Can Parliament Really Stop Government From Overspending?
Asking the Parliament of the Fourth Republic to stop government from overspending, as the Minority Leader did at the 2013 Liberty Lecture on Tuesday, is akin to crying for the moon. For no matter how many tonnes of blood one sheds, the moon would not care a hoot.
Speaking on the theme 'The Deficit in Parliamentary Oversight in the Fight against Corruption,' Osei-Kyei-Mensah Bonsu reeled off a list of government over-expenditure since 2009, and urged the Finance Committee of Parliament 'to be up and doing' and prevent such excesses.
In 2009, the government overspent its budget by GH¢300 million, in 2010 by GH¢800 million, in 2011 by GH¢1.3 billion, and in 2012 by 2.8 billion, the MP for Suame enumerated.
Said Minority Leader Bonsu: 'Over-spending means government expenditure exceeds the statutory allocation captured in the Appropriation Act. It means government is not obeying the law. Does Parliament merely sit and applaud? Parliament must act to stop government from this gross non-conformity with the law. Otherwise, making laws becomes a waste of time.

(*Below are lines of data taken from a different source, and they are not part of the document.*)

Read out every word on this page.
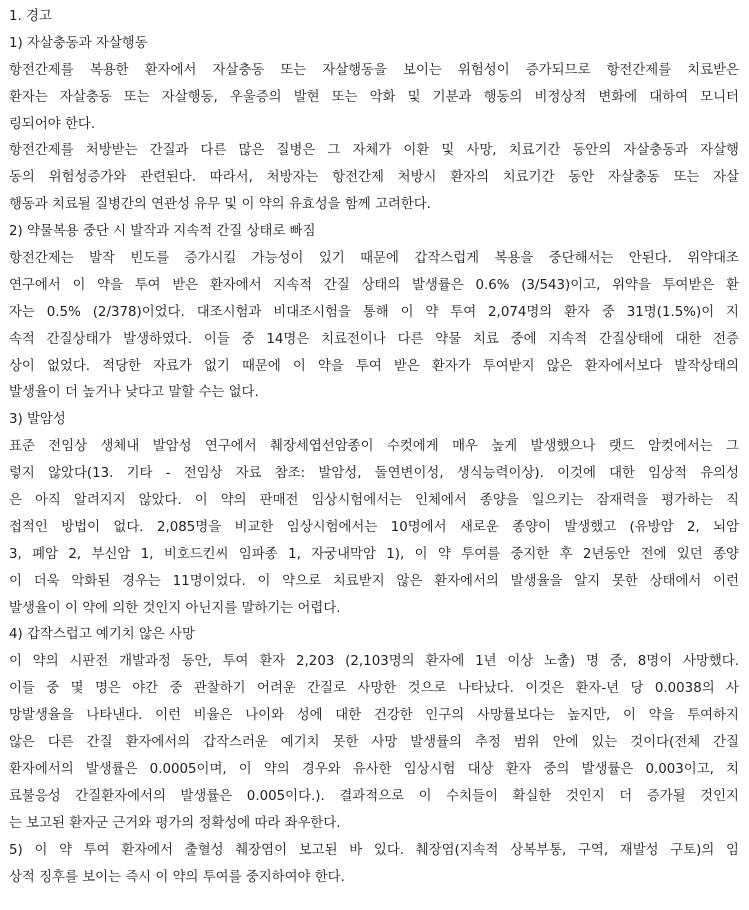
1. 경고
1) 자살충동과 자살행동
항전간제를 복용한 환자에서 자살충동 또는 자살행동을 보이는 위험성이 증가되므로 항전간제를 치료받은
환자는 자살충동 또는 자살행동, 우울증의 발현 또는 악화 및 기분과 행동의 비정상적 변화에 대하여 모니터
링되어야 한다.
항전간제를 처방받는 간질과 다른 많은 질병은 그 자체가 이환 및 사망, 치료기간 동안의 자살충동과 자살행
동의 위험성증가와 관련된다. 따라서, 처방자는 항전간제 처방시 환자의 치료기간 동안 자살충동 또는 자살
행동과 치료될 질병간의 연관성 유무 및 이 약의 유효성을 함께 고려한다.
2) 약물복용 중단 시 발작과 지속적 간질 상태로 빠짐
항전간제는 발작 빈도를 증가시킬 가능성이 있기 때문에 갑작스럽게 복용을 중단해서는 안된다. 위약대조
연구에서 이 약을 투여 받은 환자에서 지속적 간질 상태의 발생률은 0.6% (3/543)이고, 위약을 투여받은 환
자는 0.5% (2/378)이었다. 대조시험과 비대조시험을 통해 이 약 투여 2,074명의 환자 중 31명(1.5%)이 지
속적 간질상태가 발생하였다. 이들 중 14명은 치료전이나 다른 약물 치료 중에 지속적 간질상태에 대한 전증
상이 없었다. 적당한 자료가 없기 때문에 이 약을 투여 받은 환자가 투여받지 않은 환자에서보다 발작상태의
발생율이 더 높거나 낮다고 말할 수는 없다.
3) 발암성
표준 전임상 생체내 발암성 연구에서 췌장세엽선암종이 수컷에게 매우 높게 발생했으나 랫드 암컷에서는 그
렇지 않았다(13. 기타 - 전임상 자료 참조: 발암성, 돌연변이성, 생식능력이상). 이것에 대한 임상적 유의성
은 아직 알려지지 않았다. 이 약의 판매전 임상시험에서는 인체에서 종양을 일으키는 잠재력을 평가하는 직
접적인 방법이 없다. 2,085명을 비교한 임상시험에서는 10명에서 새로운 종양이 발생했고 (유방암 2, 뇌암
3, 폐암 2, 부신암 1, 비호드킨씨 임파종 1, 자궁내막암 1), 이 약 투여를 중지한 후 2년동안 전에 있던 종양
이 더욱 악화된 경우는 11명이었다. 이 약으로 치료받지 않은 환자에서의 발생율을 알지 못한 상태에서 이런
발생율이 이 약에 의한 것인지 아닌지를 말하기는 어렵다.
4) 갑작스럽고 예기치 않은 사망
이 약의 시판전 개발과정 동안, 투여 환자 2,203 (2,103명의 환자에 1년 이상 노출) 명 중, 8명이 사망했다.
이들 중 몇 명은 야간 중 관찰하기 어려운 간질로 사망한 것으로 나타났다. 이것은 환자-년 당 0.0038의 사
망발생율을 나타낸다. 이런 비율은 나이와 성에 대한 건강한 인구의 사망률보다는 높지만, 이 약을 투여하지
않은 다른 간질 환자에서의 갑작스러운 예기치 못한 사망 발생률의 추정 범위 안에 있는 것이다(전체 간질
환자에서의 발생률은 0.0005이며, 이 약의 경우와 유사한 임상시험 대상 환자 중의 발생률은 0.003이고, 치
료불응성 간질환자에서의 발생률은 0.005이다.). 결과적으로 이 수치들이 확실한 것인지 더 증가될 것인지
는 보고된 환자군 근거와 평가의 정확성에 따라 좌우한다.
5) 이 약 투여 환자에서 출혈성 췌장염이 보고된 바 있다. 췌장염(지속적 상복부통, 구역, 재발성 구토)의 임
상적 징후를 보이는 즉시 이 약의 투여를 중지하여야 한다.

'It should be the duty of the Finance Committee to detect and question why the government overspends its expenditure, and puts in place measures to forestall its recurrence.
The Chronicle knows that curbing cash-itchy executive fingers is the role of all regularly constituted Parliaments in democracies worldwide. In the United States, that power has, in the name of ideological purity, been used twice to almost shut down the government in recent years.
But, is our Parliament of the Fourth Republic so 'regularly' constituted? Maybe for other aspects of public life, but not in curbing the government's predilection for overspending.
The Chronicle is of the opinion that the 1992 Constitution, which empowers Parliament to control public expenditure, took it away with the next breadth by prescribing that a majority of ministers should be appointed from Parliament.
This stipulation puts the MPs of the ruling party, who are often in the majority and occupy most seats on Committees of Parliament, under a double whip regime. In addition to the regular party whip, which ensures they toe the party line, the majority MPs have the whip of the lure of ministerial appointments to also kowtow to.
It is thus, most unlikely that the majority MPs would readily join the minority MPs to refuse the government's request for a supplementary budget. This is the bane of the Parliament of the Fourth Republic in fighting executive financial recklessness.
In the light of the above, The Chronicle would urge recourse to the use of civil society groups, especially those in bed with, or sympathetic to the opposition, to harass the government with well- publicised suits, challenging government's financial irresponsibility.
With the gift of hindsight, the decision of the framers of the 1992 Constitution to merger aspects of the presidential and parliamentary systems to reduce friction between various arms of government may not have been properly thought out.
Let us quickly amend, if the provision for the appointment of most ministers from Parliament is not entrenched.